Let us now apply it on real-life data! On our reference tabular dataset, LDPA, IWKMeans brings a marginal improvement compared to WKMeans. Unfortunately, IWKMeans is equivalent to WKMeans in the rest of our suite of tasks (see CIFAR10 results on the right).
Accuracy on LDPA (left) and on CIFAR10 (right).
Robustness to β parameter. We observed some positive signals: the procedure seems to be more robust to the β parameter as originally hoped. This is due to the fact that when easy-to-classify samples are preselected, IWKMeans manages to discard them. On LDPA, we observe that IWKMeans with β at 10 and 80 perform the same, while WKMeans suffers from a degradation of performances (see figure below). Unfortunately, this effect does not generalize to CIFAR.
Accuracy for WKMeans and IWKMeans with β=10 and β=80 on LDPA.
Is IWKMeans converging properly? One could ask if the fixed cluster centers could prevent IWKMeans from converging. In particular, it is easy to conceptualize in 2D that some fixed clusters could prevent a moving cluster to reach its best position, as presented in the figure below. We checked and stated that if this can happen in 2D, it is not the case in higher dimensions. K-Means++ initialization also prevents it from happening. We have even tried not to fix the clusters but to reposition them on the fixed position from time to time, and it does not change the performance. See this example for more details.
The moving purple center cannot reach its optimal position in the orange cluster because of the fixed red and blue centers.
Is IWKMeans preventing the selection of interesting points? IWKMeans prevents the selection around already labeled samples, whether they are too hard or too easy to classify.

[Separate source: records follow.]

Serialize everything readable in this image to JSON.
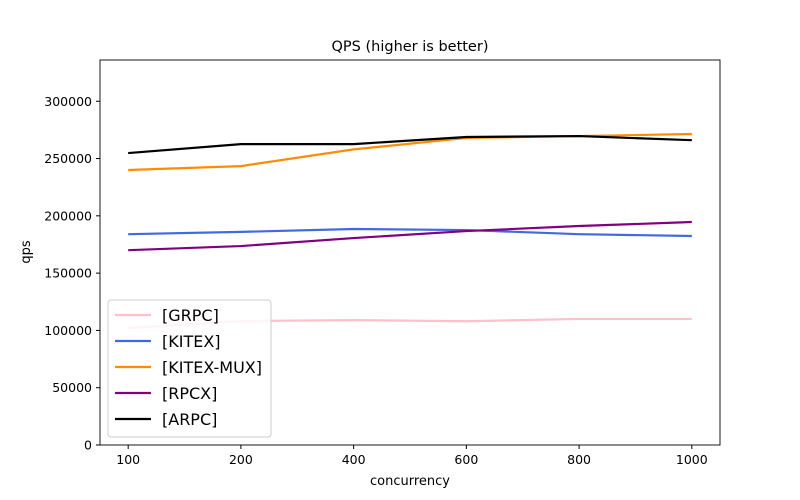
{
  "chart_data": {
    "type": "line",
    "title": "QPS (higher is better)",
    "xlabel": "concurrency",
    "ylabel": "qps",
    "categories": [
      "100",
      "200",
      "400",
      "600",
      "800",
      "1000"
    ],
    "ylim": [
      0,
      336000
    ],
    "yticks": [
      0,
      50000,
      100000,
      150000,
      200000,
      250000,
      300000
    ],
    "ytick_labels": [
      "0",
      "50000",
      "100000",
      "150000",
      "200000",
      "250000",
      "300000"
    ],
    "grid": false,
    "legend_placement": "lower-left",
    "series": [
      {
        "name": "[GRPC]",
        "color": "#ffc0cb",
        "values": [
          102000,
          108200,
          109000,
          108000,
          110000,
          110000
        ]
      },
      {
        "name": "[KITEX]",
        "color": "#4169e1",
        "values": [
          184000,
          186000,
          188500,
          187600,
          184000,
          182400
        ]
      },
      {
        "name": "[KITEX-MUX]",
        "color": "#ff8c00",
        "values": [
          240000,
          243400,
          258000,
          268000,
          269600,
          271400
        ]
      },
      {
        "name": "[RPCX]",
        "color": "#800080",
        "values": [
          170000,
          173600,
          180600,
          186700,
          191100,
          194600
        ]
      },
      {
        "name": "[ARPC]",
        "color": "#000000",
        "values": [
          254800,
          262600,
          262600,
          268800,
          269600,
          266000
        ]
      }
    ]
  }
}
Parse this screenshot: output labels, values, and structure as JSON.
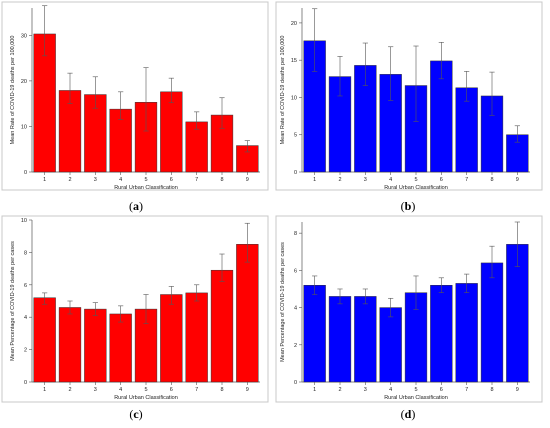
{
  "chart_data": [
    {
      "type": "bar",
      "panel_label": "a",
      "color": "#ff0000",
      "categories": [
        "1",
        "2",
        "3",
        "4",
        "5",
        "6",
        "7",
        "8",
        "9"
      ],
      "values": [
        30.3,
        17.9,
        17.0,
        13.8,
        15.3,
        17.6,
        11.0,
        12.5,
        5.8
      ],
      "error_low": [
        25.5,
        15.0,
        14.0,
        11.5,
        9.0,
        15.2,
        9.4,
        9.6,
        4.4
      ],
      "error_high": [
        36.5,
        21.7,
        20.9,
        17.6,
        22.9,
        20.6,
        13.2,
        16.3,
        6.9
      ],
      "xlabel": "Rural Urban Classification",
      "ylabel": "Mean Rate of COVID-19 deaths per 100,000",
      "ylim": [
        0,
        36
      ],
      "yticks": [
        0,
        10,
        20,
        30
      ]
    },
    {
      "type": "bar",
      "panel_label": "b",
      "color": "#0000ff",
      "categories": [
        "1",
        "2",
        "3",
        "4",
        "5",
        "6",
        "7",
        "8",
        "9"
      ],
      "values": [
        17.6,
        12.8,
        14.3,
        13.1,
        11.6,
        14.9,
        11.3,
        10.2,
        5.0
      ],
      "error_low": [
        13.5,
        10.2,
        11.6,
        9.6,
        6.8,
        12.5,
        9.5,
        7.6,
        4.0
      ],
      "error_high": [
        21.9,
        15.5,
        17.3,
        16.8,
        16.9,
        17.4,
        13.5,
        13.4,
        6.2
      ],
      "xlabel": "Rural Urban Classification",
      "ylabel": "Mean Rate of COVID-19 deaths per 100,000",
      "ylim": [
        0,
        22
      ],
      "yticks": [
        0,
        5,
        10,
        15,
        20
      ]
    },
    {
      "type": "bar",
      "panel_label": "c",
      "color": "#ff0000",
      "categories": [
        "1",
        "2",
        "3",
        "4",
        "5",
        "6",
        "7",
        "8",
        "9"
      ],
      "values": [
        5.2,
        4.6,
        4.5,
        4.2,
        4.5,
        5.4,
        5.5,
        6.9,
        8.5
      ],
      "error_low": [
        4.8,
        4.2,
        4.1,
        3.7,
        3.6,
        4.8,
        5.0,
        6.2,
        7.4
      ],
      "error_high": [
        5.5,
        5.0,
        4.9,
        4.7,
        5.4,
        5.9,
        6.0,
        7.9,
        9.8
      ],
      "xlabel": "Rural Urban Classification",
      "ylabel": "Mean Percentage of COVID-19 deaths per cases",
      "ylim": [
        0,
        10
      ],
      "yticks": [
        0,
        2,
        4,
        6,
        8,
        10
      ]
    },
    {
      "type": "bar",
      "panel_label": "d",
      "color": "#0000ff",
      "categories": [
        "1",
        "2",
        "3",
        "4",
        "5",
        "6",
        "7",
        "8",
        "9"
      ],
      "values": [
        5.2,
        4.6,
        4.6,
        4.0,
        4.8,
        5.2,
        5.3,
        6.4,
        7.4
      ],
      "error_low": [
        4.7,
        4.2,
        4.2,
        3.5,
        3.9,
        4.8,
        4.8,
        5.6,
        6.2
      ],
      "error_high": [
        5.7,
        5.0,
        5.0,
        4.5,
        5.7,
        5.6,
        5.8,
        7.3,
        8.6
      ],
      "xlabel": "Rural Urban Classification",
      "ylabel": "Mean Percentage of COVID-19 deaths per cases",
      "ylim": [
        0,
        8.6
      ],
      "yticks": [
        0,
        2,
        4,
        6,
        8
      ]
    }
  ],
  "captions": [
    "(a)",
    "(b)",
    "(c)",
    "(d)"
  ]
}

This approach is questionable with regards to the active learning intuition that is to explore the classifier’s decision boundary. Following this, we may want to prevent exploration nearby well-classified samples, but keep exploring the neighborhood of samples that are not well classified. For this purpose, we have created a variant of IWKMeans where we consider repulsive points the only labeled samples that are correctly classified by the model... The results are indistinguishable from the original version.
In the end, the cold hard truth is the IWKMeans performs very similarly to WKMeans.
Despite some promising signals in a restricted number of cases, IWKMeans needs more adjustments to be proven useful. In particular, we have observed that some of our intuitions about this algorithm hold well in low-dimension and simple classification use cases, but become less clear on complex and real-life use cases. In CIFAR 10, for example, blacklisting already labeled samples when exploring the airplanes versus cats boundary brings value, but doing it for dogs versus cats leads to suboptimal results. This is why margin sampling, which deeply explores the latter, manages to beat IWKMeans. In a further version of our algorithm, we want to explore the confusion matrix to have a behavior adapted to each problem. This may require going a bit further away from the original Amazon approach.